An hour into the meeting as we discussed roommate problems, leaking toilets, and how to handle the problem of sharing the one 19 inch community tv in the lobby, we froze to the sound of the old elevator engine crank to life and a car moving. Everyone who had a key was in the same room, the entire building was locked tight, and none of us had been anywhere near the elevator. We all crept to the metal doors and listened to predict where it was going, counting floors as it made its journey the five levels down to the basement. By peering through the space between the floor and the metal doors, we could barely make out the elevator car light spilling out into the black basement fifty feet below.
We heard the doors close, saw the light fade away and the engine abruptly stop as suddenly as it started. We were quck to blame it on a mechanical fluke and went back to our pizza and adult beverages, laughing at ourselves for being so rattled by a wayward elevator car. It was late, the building locked tight from the inside, and sometimes machines misbehave on their own was our calming and collective explanation. Nothing to see here, folks.
Minutes later, however, the car started to move again and we heard it rising upward towards us. Within half a minute, the elevator car had traveled from the basement and past the fourth floor. We were stunned to hear the door open to entry of the locked attic just above us, not even realizing the elevator could travel to the attic. The door opened, paused for what seemed too long, closed again and again began to travel; this time returning to us.

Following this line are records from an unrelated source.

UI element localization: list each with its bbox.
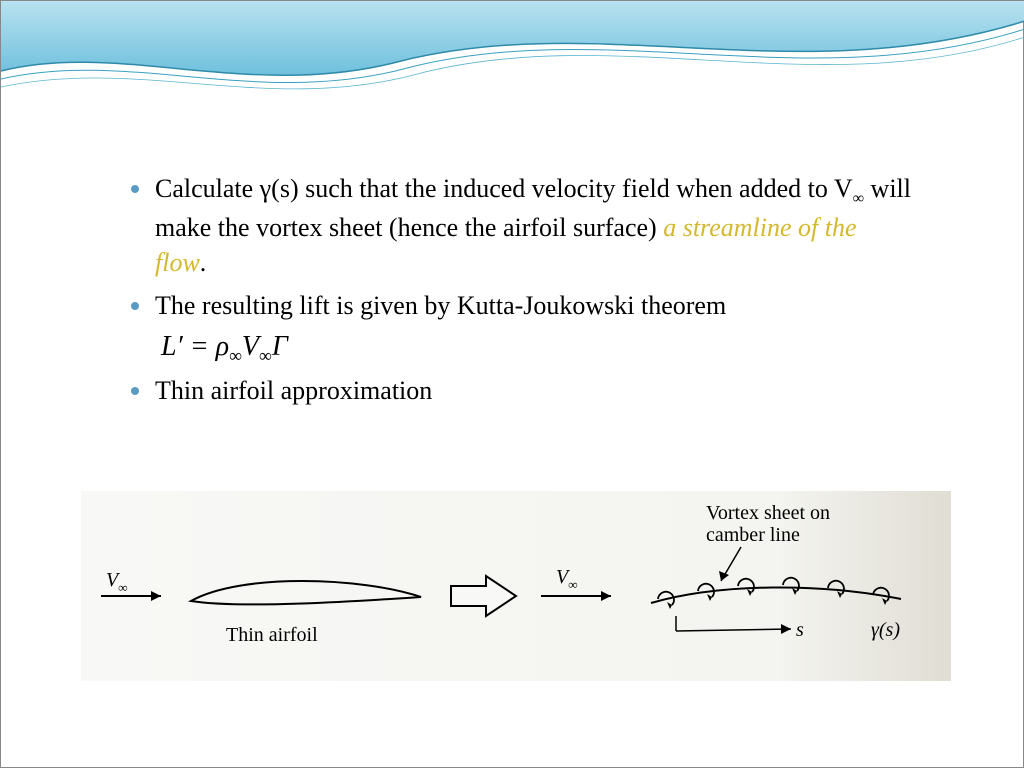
eq-gamma: Γ xyxy=(272,331,288,362)
vortex-label-line1: Vortex sheet on xyxy=(706,502,830,524)
bullet-3: Thin airfoil approximation xyxy=(131,373,911,408)
thin-airfoil-label: Thin airfoil xyxy=(226,624,318,646)
vinf-subscript: ∞ xyxy=(853,190,864,207)
slide-wave-header xyxy=(1,1,1024,141)
bullet-dot-icon xyxy=(131,185,139,193)
bullet-dot-icon xyxy=(131,387,139,395)
eq-rho: ρ xyxy=(216,331,229,362)
bullet-dot-icon xyxy=(131,302,139,310)
vinf-right-label: V∞ xyxy=(556,566,578,592)
bullet-1-text: Calculate γ(s) such that the induced vel… xyxy=(155,171,911,280)
eq-inf2: ∞ xyxy=(259,346,272,366)
vinf-left-label: V∞ xyxy=(106,569,128,595)
bullet-1-part1: Calculate γ(s) such that the induced vel… xyxy=(155,174,853,203)
bullet-3-text: Thin airfoil approximation xyxy=(155,373,911,408)
bullet-1-part3: . xyxy=(200,248,207,277)
eq-inf1: ∞ xyxy=(229,346,242,366)
bullet-1: Calculate γ(s) such that the induced vel… xyxy=(131,171,911,280)
kutta-joukowski-equation: L′ = ρ∞V∞Γ xyxy=(161,331,911,367)
bullet-2-text: The resulting lift is given by Kutta-Jou… xyxy=(155,288,911,323)
thin-airfoil-diagram: V∞ Thin airfoil V∞ Vortex sheet on cambe… xyxy=(81,491,951,681)
vortex-label-line2: camber line xyxy=(706,524,800,546)
eq-equals: = xyxy=(183,331,216,362)
bullet-2: The resulting lift is given by Kutta-Jou… xyxy=(131,288,911,323)
eq-lhs: L′ xyxy=(161,331,183,362)
s-label: s xyxy=(796,619,804,641)
eq-V: V xyxy=(242,331,259,362)
slide-content: Calculate γ(s) such that the induced vel… xyxy=(131,171,911,416)
gamma-s-label: γ(s) xyxy=(871,619,900,641)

The doors opened in front of us, but there was nothing to see-Only five soon to be sleepless college students.
Whenever I am fortunate enough to visit Athens these days, I always take time to visit Bryan Hall and remember the epiphany-filled year I spent both working and living in my favorite spot on campus. Geography has a powerful impact on how we gauge the world and all places that follow, especially those homes and experiences we had early in our lives. Good or bad, our childhood homes stay with us in more powerful ways than what comes later more often than not. I could walk around many of those places blindfolded and do pretty well and their images never too far from memory.
Our staff bonded that year as we took charge of a historic, if not spirited old building and shared the common problems of college, personal and work life together. I see less of that shared life with old and young people today and feel strongly it does not serve as well to be so disconnected; all the more made ironic by the sheer number of ways we are bound by electronic gadgets and means to connect. Even so, they don’t do a good of job of truly bringing us together in meaningful ways, no matter how many tweets and Facebook updates we make in a day. Their convenience and numbers have not made them anymore valuable to most people.
If you ever visit Bryan Hall, look in the lobby for a large framed picture I took that winter. You can see the building’s snow-covered bell tower and imagine the attic just below and the mysterious labyrinth of steam tunnels still connecting to dozens of other buildings miles away. It’s an old picture now, but it captures that moment when the building was new again. Decades later, the world feels a lot less reasonable and safe, although this small corner of it is mostly the same where students still live in college dormitories, eat pizza, tell wild stories, and make life-long connections.
You can’t miss the photograph, it’s right across from the elevator.